Subsidies are seldom a good continuous strategy for national economies. Goods and services have opportunity costs associated with them: for gasoline, there is a specific cost involved in extracting the crude oil, refining it, getting it to your local petrol station, and paying the salaries of all the many people along the supply chain. When the government indefinitely shoulders a substantial burden of that cost, two things happen. First, they’re effectively mortgaging their future for short-term satisfaction. Citizens are of course happy to have cheaper petrol, but their nation’s debt is growing to cover the cost of that immediate gratification. The piper will be paid – one way or another. The government here seems to be recognising this reality and is responding correctly as part of an ongoing plan to reform subsidies in Malaysia. Second, subsidizing a commodity serves as a strong disincentive for people to conserve it. (In fact, subsidies are generally used to actually encourage consumption of a particular product.) If petrol is cheaper than soda, and far cheaper than milk, where is the motivation to conserve? In Malaysia, we have a number of cheap things of which we’d be better off by using less: petrol, electricity, water, and sugar come to mind. It’s probably no coincidence that Malaysia subsidizes refined sugar – hardly a product that’s essential to life or even people’s quality of living – and that it also has the highest rates of obesity and diabetes in the ASEAN region. Laudably, the government rolled back a bit of its sugar subsidy about a year ago, but bags of the sweet stuff are still much cheaper here than in poorer countries like Indonesia and the Philippines. Any subsidy resulting in commodities prices being far lower than those in neighbouring countries inevitably leads to smuggling and corruption, too. Ultimately, subsidies can hurt the very people they were initially enacted to serve. Malaysia should be commended for taking steps to reduce these subsidies. It will, in the long term, lead to a better quality of life for Malaysians.

Consider Norway as an example. This oil-producing country doesn’t subsidize its fuel prices at all; in fact, Norwegian motorists pay a staggering RM8.62 per litre for petrol, the world’s second-highest price at the pump, making that new RM2.10 price point here look downright miserly. Instead of using its oil profits to subsidize petrol, Norway uses those funds to provide for its citizens in the form of infrastructure improvements and free college education.
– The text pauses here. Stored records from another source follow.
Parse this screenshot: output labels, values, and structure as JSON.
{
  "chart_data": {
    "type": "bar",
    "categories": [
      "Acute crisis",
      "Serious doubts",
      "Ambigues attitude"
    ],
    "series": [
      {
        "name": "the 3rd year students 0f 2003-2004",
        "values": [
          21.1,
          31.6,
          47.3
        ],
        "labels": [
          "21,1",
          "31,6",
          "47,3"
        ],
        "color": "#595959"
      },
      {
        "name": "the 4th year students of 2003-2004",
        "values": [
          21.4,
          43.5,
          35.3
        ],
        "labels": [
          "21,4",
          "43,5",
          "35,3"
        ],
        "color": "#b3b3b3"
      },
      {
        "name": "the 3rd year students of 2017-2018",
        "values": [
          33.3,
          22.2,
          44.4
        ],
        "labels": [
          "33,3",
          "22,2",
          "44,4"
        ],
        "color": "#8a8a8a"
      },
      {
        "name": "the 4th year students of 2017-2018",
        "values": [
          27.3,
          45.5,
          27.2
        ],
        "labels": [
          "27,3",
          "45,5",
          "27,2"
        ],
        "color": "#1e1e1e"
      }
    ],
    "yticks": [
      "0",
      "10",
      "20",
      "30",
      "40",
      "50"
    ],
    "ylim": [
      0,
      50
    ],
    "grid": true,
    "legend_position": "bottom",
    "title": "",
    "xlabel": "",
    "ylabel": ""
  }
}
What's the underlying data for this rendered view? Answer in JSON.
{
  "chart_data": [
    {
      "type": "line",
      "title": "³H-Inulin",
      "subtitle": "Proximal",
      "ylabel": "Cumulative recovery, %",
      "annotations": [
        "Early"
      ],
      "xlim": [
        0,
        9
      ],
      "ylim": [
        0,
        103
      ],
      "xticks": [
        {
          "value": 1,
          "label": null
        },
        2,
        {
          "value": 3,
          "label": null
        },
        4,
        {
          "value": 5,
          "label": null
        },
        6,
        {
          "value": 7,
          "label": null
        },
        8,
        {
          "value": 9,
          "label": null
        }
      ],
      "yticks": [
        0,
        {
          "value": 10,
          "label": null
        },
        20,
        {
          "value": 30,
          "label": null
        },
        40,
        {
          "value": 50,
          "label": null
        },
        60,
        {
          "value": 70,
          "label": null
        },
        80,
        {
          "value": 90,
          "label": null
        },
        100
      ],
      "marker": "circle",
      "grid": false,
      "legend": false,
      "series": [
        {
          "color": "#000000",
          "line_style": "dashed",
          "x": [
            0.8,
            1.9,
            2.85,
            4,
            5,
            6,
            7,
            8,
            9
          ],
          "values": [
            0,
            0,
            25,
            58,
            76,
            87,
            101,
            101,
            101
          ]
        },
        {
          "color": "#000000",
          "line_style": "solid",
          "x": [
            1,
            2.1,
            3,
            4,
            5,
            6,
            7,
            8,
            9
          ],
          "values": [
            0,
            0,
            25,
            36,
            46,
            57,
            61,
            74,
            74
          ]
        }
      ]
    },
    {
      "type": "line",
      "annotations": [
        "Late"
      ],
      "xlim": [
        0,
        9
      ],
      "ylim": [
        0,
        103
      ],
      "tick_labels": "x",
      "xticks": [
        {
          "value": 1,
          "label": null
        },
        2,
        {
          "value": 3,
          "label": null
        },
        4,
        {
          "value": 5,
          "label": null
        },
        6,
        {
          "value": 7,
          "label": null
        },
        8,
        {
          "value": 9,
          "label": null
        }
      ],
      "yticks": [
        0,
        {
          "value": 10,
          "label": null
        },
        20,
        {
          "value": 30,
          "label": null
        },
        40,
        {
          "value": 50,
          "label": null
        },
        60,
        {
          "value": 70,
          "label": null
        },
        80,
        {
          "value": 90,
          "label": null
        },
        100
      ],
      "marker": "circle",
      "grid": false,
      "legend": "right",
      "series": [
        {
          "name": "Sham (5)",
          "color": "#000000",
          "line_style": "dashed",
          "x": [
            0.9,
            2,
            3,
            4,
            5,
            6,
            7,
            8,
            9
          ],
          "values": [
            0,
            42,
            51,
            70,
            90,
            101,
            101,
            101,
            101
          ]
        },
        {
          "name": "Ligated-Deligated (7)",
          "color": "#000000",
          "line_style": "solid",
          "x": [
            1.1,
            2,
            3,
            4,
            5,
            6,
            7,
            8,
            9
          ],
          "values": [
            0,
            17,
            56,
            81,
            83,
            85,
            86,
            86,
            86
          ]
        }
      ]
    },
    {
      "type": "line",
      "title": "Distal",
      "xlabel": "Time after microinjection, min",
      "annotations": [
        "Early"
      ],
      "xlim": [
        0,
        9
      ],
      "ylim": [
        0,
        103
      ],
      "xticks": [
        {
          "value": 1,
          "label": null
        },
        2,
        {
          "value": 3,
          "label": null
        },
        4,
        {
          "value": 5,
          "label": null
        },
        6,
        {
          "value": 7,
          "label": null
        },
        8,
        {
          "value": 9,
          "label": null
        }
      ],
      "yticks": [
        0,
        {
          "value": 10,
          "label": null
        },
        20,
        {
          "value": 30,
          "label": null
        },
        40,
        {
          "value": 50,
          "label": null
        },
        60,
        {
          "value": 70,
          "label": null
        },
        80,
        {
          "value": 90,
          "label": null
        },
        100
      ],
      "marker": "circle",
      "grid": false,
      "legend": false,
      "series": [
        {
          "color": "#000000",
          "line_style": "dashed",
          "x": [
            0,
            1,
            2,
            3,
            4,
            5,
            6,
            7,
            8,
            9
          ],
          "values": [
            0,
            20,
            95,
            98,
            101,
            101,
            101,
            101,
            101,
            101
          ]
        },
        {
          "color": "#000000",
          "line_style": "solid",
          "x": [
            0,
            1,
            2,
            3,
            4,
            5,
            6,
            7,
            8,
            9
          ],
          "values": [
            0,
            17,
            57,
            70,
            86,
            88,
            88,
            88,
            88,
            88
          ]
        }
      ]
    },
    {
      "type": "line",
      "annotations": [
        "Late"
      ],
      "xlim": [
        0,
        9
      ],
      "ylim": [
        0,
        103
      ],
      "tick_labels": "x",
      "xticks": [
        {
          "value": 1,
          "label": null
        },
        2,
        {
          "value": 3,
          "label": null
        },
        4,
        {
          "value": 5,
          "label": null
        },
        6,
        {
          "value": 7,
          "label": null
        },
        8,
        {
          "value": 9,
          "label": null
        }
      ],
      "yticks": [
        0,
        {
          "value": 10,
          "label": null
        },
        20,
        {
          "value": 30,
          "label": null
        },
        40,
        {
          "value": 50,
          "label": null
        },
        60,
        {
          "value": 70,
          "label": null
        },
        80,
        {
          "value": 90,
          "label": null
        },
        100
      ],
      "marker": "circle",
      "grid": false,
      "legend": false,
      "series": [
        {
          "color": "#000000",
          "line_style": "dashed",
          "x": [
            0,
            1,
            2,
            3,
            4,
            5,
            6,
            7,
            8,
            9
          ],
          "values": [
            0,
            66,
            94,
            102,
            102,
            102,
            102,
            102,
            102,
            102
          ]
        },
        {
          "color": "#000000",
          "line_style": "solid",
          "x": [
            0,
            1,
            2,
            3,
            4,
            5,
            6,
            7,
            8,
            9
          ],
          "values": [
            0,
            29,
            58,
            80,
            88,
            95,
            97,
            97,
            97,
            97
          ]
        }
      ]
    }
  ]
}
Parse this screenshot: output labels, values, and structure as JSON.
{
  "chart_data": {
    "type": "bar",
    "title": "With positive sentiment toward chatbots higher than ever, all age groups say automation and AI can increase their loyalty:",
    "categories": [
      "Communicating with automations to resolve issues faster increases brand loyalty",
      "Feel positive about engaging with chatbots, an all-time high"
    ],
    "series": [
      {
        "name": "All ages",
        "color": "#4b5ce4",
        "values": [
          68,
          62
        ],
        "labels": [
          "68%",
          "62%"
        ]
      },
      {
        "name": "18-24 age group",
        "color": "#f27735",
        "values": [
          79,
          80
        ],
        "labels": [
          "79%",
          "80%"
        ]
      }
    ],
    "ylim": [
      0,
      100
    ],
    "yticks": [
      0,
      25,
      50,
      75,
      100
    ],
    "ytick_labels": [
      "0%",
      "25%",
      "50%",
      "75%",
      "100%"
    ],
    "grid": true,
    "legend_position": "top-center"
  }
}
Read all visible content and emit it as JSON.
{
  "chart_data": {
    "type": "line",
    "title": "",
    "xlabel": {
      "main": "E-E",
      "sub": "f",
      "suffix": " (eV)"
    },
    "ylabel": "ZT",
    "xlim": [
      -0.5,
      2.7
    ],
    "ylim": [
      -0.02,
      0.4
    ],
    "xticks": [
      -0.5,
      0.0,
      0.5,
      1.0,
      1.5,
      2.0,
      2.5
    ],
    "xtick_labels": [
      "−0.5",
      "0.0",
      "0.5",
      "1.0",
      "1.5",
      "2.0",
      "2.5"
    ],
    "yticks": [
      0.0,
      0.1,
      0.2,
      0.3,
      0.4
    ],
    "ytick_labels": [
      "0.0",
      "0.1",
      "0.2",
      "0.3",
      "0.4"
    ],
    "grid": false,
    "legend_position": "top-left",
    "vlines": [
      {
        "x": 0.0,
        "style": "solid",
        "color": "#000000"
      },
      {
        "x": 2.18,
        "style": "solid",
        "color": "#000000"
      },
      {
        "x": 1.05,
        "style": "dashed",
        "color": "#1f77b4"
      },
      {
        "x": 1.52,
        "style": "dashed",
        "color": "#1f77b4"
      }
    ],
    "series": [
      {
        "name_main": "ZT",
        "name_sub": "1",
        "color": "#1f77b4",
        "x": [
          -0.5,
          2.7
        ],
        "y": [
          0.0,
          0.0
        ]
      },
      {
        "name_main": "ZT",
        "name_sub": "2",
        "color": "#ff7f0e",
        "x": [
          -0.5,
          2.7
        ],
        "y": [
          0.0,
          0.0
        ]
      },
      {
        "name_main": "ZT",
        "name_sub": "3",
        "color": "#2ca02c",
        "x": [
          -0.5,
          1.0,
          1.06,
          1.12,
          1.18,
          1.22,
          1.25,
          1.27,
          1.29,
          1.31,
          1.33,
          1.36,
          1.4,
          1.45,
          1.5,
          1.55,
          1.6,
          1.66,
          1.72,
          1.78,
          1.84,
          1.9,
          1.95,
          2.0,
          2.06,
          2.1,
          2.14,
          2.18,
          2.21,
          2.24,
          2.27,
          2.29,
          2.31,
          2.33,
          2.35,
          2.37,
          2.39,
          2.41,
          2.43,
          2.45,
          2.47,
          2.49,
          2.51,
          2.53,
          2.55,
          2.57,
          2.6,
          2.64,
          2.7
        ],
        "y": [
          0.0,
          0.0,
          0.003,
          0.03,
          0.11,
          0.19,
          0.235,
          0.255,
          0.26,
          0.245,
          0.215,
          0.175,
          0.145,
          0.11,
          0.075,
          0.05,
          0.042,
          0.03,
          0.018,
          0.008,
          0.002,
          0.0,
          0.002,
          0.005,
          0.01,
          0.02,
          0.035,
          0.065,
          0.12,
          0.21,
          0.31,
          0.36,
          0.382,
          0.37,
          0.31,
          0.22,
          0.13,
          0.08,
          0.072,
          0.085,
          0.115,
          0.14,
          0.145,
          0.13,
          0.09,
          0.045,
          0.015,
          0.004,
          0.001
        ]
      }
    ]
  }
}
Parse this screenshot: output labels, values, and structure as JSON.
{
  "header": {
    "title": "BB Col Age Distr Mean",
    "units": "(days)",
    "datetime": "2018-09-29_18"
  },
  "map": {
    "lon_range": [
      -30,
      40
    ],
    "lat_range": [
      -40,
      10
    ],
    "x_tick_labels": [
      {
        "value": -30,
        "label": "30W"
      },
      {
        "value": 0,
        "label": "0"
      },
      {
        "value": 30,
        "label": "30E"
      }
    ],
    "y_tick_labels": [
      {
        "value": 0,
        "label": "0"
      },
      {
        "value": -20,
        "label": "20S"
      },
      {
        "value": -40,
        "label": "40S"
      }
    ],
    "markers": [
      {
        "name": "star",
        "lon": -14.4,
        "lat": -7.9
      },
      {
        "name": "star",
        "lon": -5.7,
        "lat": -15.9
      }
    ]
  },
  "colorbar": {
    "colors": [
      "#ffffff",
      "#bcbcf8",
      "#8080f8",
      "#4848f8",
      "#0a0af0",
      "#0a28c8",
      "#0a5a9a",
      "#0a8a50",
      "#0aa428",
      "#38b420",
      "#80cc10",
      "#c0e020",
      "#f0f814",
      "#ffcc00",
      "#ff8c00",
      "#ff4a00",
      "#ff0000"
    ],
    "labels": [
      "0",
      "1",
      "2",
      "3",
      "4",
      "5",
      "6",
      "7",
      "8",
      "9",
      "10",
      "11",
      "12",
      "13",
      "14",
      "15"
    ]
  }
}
This educated workforce ultimately results in soaring per capita incomes of almost RM950 per day, so Norwegians are able to absorb the high cost of petrol with ease, and the country features at or near the top of nearly every global quality of life/ happiness/development list.

Of course that isn’t to say that simply by eliminating subsidies, a country will rocket to the top ranks and all its citizens will enjoy fat salaries, but by reducing petrol subsidies, the Malaysian government has shown that it’s looking out for the longterm interests of the country and is taking steps to push Malaysia into the realm of fully developed, high-income nations.